Belgian group 2ManyDJs included the song on their 2002 album As Heard on Radio Soulwax Pt. 2. It appears on the album's visual mix, accompanied by clips of the Velvet Underground's banana design emerging from Peaches' groin from The Teaches of Peaches. British singer Bat for Lashes has performed a live cover version. On Gorgon City's 2014 album Sirens, Erik Hassle reinterprets the refrain for "FTPA", a song about casual sex. In 2020, American rapper Yung Gravy sampled the song in his single "Oops!", included on his album Gasanova.

"Fuck the Pain Away" became a popular choice when film and TV soundtracks were in need of a catchy but objectionable song. It was used for a key scene in Sofia Coppola's 2003 film Lost in Translation. In the scene, Bill Murray's character glumly sits in a Japanese strip club as women pole dance to the song.

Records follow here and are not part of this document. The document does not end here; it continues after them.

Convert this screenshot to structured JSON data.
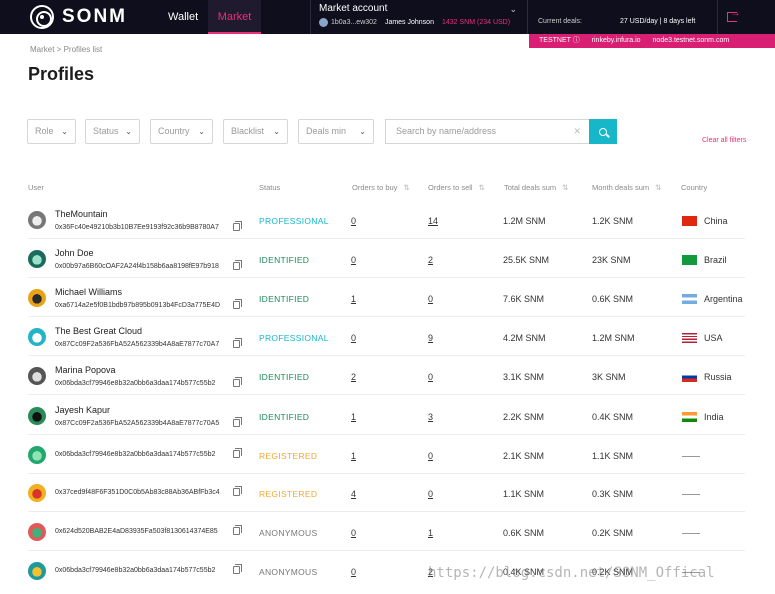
{
  "header": {
    "brand": "SONM",
    "nav": {
      "wallet": "Wallet",
      "market": "Market"
    },
    "account": {
      "title": "Market account",
      "address": "1b0a3...ew302",
      "name": "James Johnson",
      "balance": "1432 SNM (234 USD)"
    },
    "deals_label": "Current deals:",
    "deals_value": "27 USD/day  |  8 days left"
  },
  "testnet": {
    "label": "TESTNET ⓘ",
    "host1": "rinkeby.infura.io",
    "host2": "node3.testnet.sonm.com"
  },
  "breadcrumb": "Market  >  Profiles list",
  "page_title": "Profiles",
  "filters": {
    "role": "Role",
    "status": "Status",
    "country": "Country",
    "blacklist": "Blacklist",
    "deals_min": "Deals min",
    "search_placeholder": "Search by name/address",
    "clear_all": "Clear all filters"
  },
  "columns": {
    "user": "User",
    "status": "Status",
    "orders_buy": "Orders to buy",
    "orders_sell": "Orders to sell",
    "total_deals": "Total deals sum",
    "month_deals": "Month deals sum",
    "country": "Country"
  },
  "colors": {
    "accent": "#e8317a",
    "professional": "#17b6c9",
    "identified": "#1a8a5a",
    "registered": "#f0a830",
    "anonymous": "#777777"
  },
  "rows": [
    {
      "name": "TheMountain",
      "address": "0x36Fc40e49210b3b10B7Ee9193f92c36b9B8780A7",
      "status": "PROFESSIONAL",
      "orders_buy": "0",
      "orders_sell": "14",
      "total": "1.2M SNM",
      "month": "1.2K SNM",
      "country": "China",
      "flag": "china-flag-icon"
    },
    {
      "name": "John Doe",
      "address": "0x00b97a6B60cOAF2A24f4b158b6aa8198fE97b918",
      "status": "IDENTIFIED",
      "orders_buy": "0",
      "orders_sell": "2",
      "total": "25.5K SNM",
      "month": "23K SNM",
      "country": "Brazil",
      "flag": "brazil-flag-icon"
    },
    {
      "name": "Michael Williams",
      "address": "0xa6714a2e5f0B1bdb97b895b0913b4FcD3a775E4D",
      "status": "IDENTIFIED",
      "orders_buy": "1",
      "orders_sell": "0",
      "total": "7.6K SNM",
      "month": "0.6K SNM",
      "country": "Argentina",
      "flag": "argentina-flag-icon"
    },
    {
      "name": "The Best Great Cloud",
      "address": "0x87Cc09F2a536FbA52A562339b4A8aE7877c70A7",
      "status": "PROFESSIONAL",
      "orders_buy": "0",
      "orders_sell": "9",
      "total": "4.2M SNM",
      "month": "1.2M SNM",
      "country": "USA",
      "flag": "usa-flag-icon"
    },
    {
      "name": "Marina Popova",
      "address": "0x06bda3cf79946e8b32a0bb6a3daa174b577c55b2",
      "status": "IDENTIFIED",
      "orders_buy": "2",
      "orders_sell": "0",
      "total": "3.1K SNM",
      "month": "3K SNM",
      "country": "Russia",
      "flag": "russia-flag-icon"
    },
    {
      "name": "Jayesh Kapur",
      "address": "0x87Cc09F2a536FbA52A562339b4A8aE7877c70A5",
      "status": "IDENTIFIED",
      "orders_buy": "1",
      "orders_sell": "3",
      "total": "2.2K SNM",
      "month": "0.4K SNM",
      "country": "India",
      "flag": "india-flag-icon"
    },
    {
      "name": "",
      "address": "0x06bda3cf79946e8b32a0bb6a3daa174b577c55b2",
      "status": "REGISTERED",
      "orders_buy": "1",
      "orders_sell": "0",
      "total": "2.1K SNM",
      "month": "1.1K SNM",
      "country": "",
      "flag": ""
    },
    {
      "name": "",
      "address": "0x37ced9f48F6F351D0C0b5Ab83c88Ab36ABfFb3c4",
      "status": "REGISTERED",
      "orders_buy": "4",
      "orders_sell": "0",
      "total": "1.1K SNM",
      "month": "0.3K SNM",
      "country": "",
      "flag": ""
    },
    {
      "name": "",
      "address": "0x624d520BAB2E4aD83935Fa503f8130614374E85",
      "status": "ANONYMOUS",
      "orders_buy": "0",
      "orders_sell": "1",
      "total": "0.6K SNM",
      "month": "0.2K SNM",
      "country": "",
      "flag": ""
    },
    {
      "name": "",
      "address": "0x06bda3cf79946e8b32a0bb6a3daa174b577c55b2",
      "status": "ANONYMOUS",
      "orders_buy": "0",
      "orders_sell": "2",
      "total": "0.4K SNM",
      "month": "0.2K SNM",
      "country": "",
      "flag": ""
    }
  ],
  "watermark": "https://blog.csdn.net/SONM_Offical"
}
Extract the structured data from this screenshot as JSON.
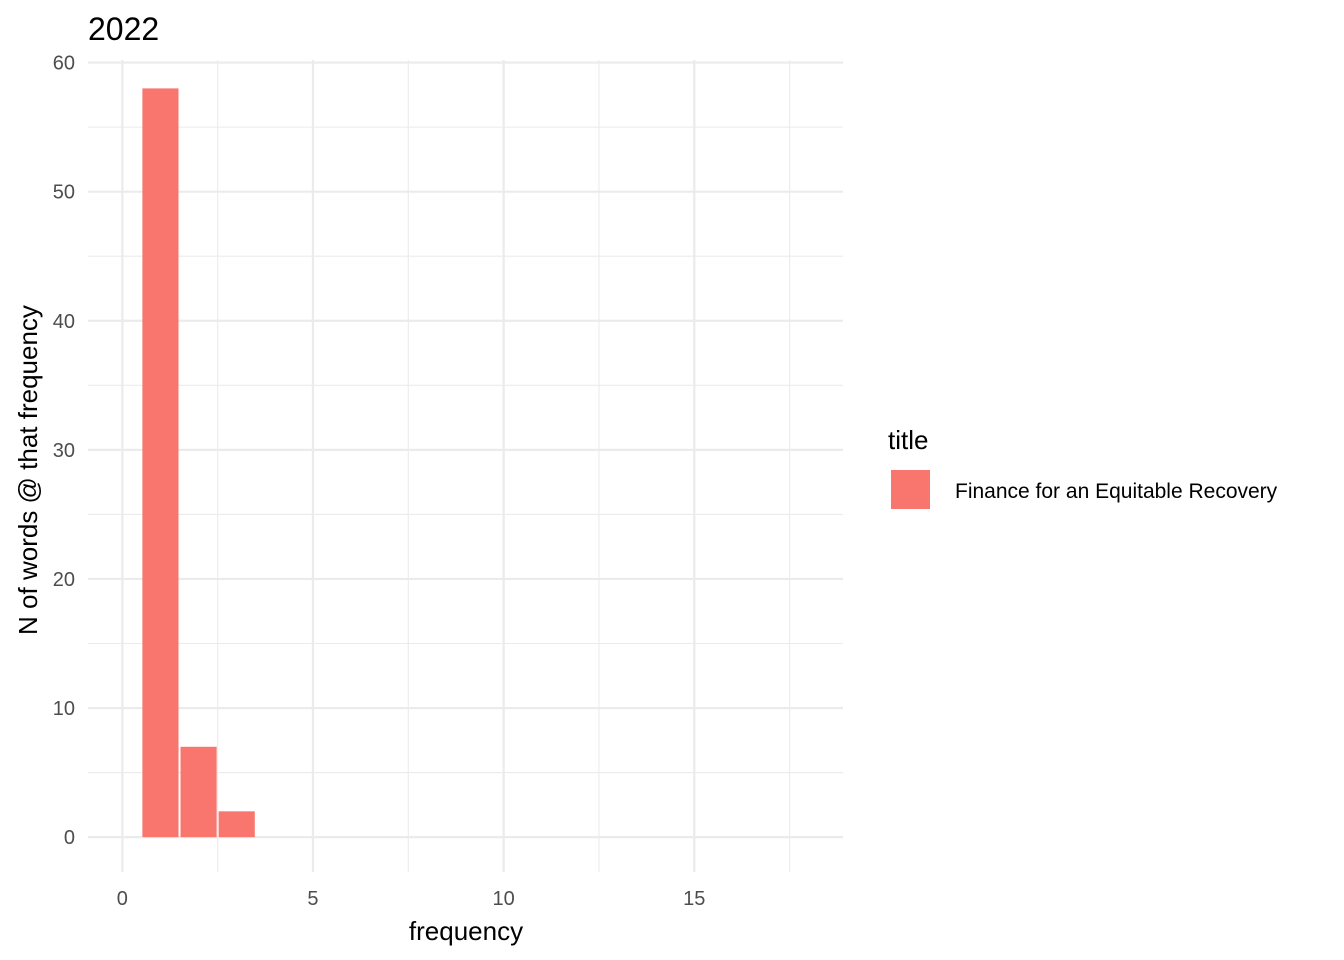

It is used in the 2002 horror film My Little Eye, the 2006 reality film Jackass Number Two, the 2011 romantic comedy Getting That Girl, the 2011 action film Drive Angry, and the 2013 gross out film Wetlands, as well as being sung by Bollo in The Mighty Boosh Live. It also appeared in an episode of the thirteenth season of South Park, "Butters' Bottom Bitch". The 30 Rock episode "Future Husband" shows Tina Fey's character Liz Lemon using the song as a ringtone. The song also appeared in end credits of the True Blood season 6 episode of the same name. The song was also used in The Handmaid's Tale in a 2017 episode, "Nolite Te Bastardes Carborundorum", and in the Canadian show Letterkenny in a 2018 episode, "We Don't Fight at Weddings". A choral version appeared in season 3 of Sex Education. In British television series This Way Up, the song appears on season 2 episode 3 in a striptease scene.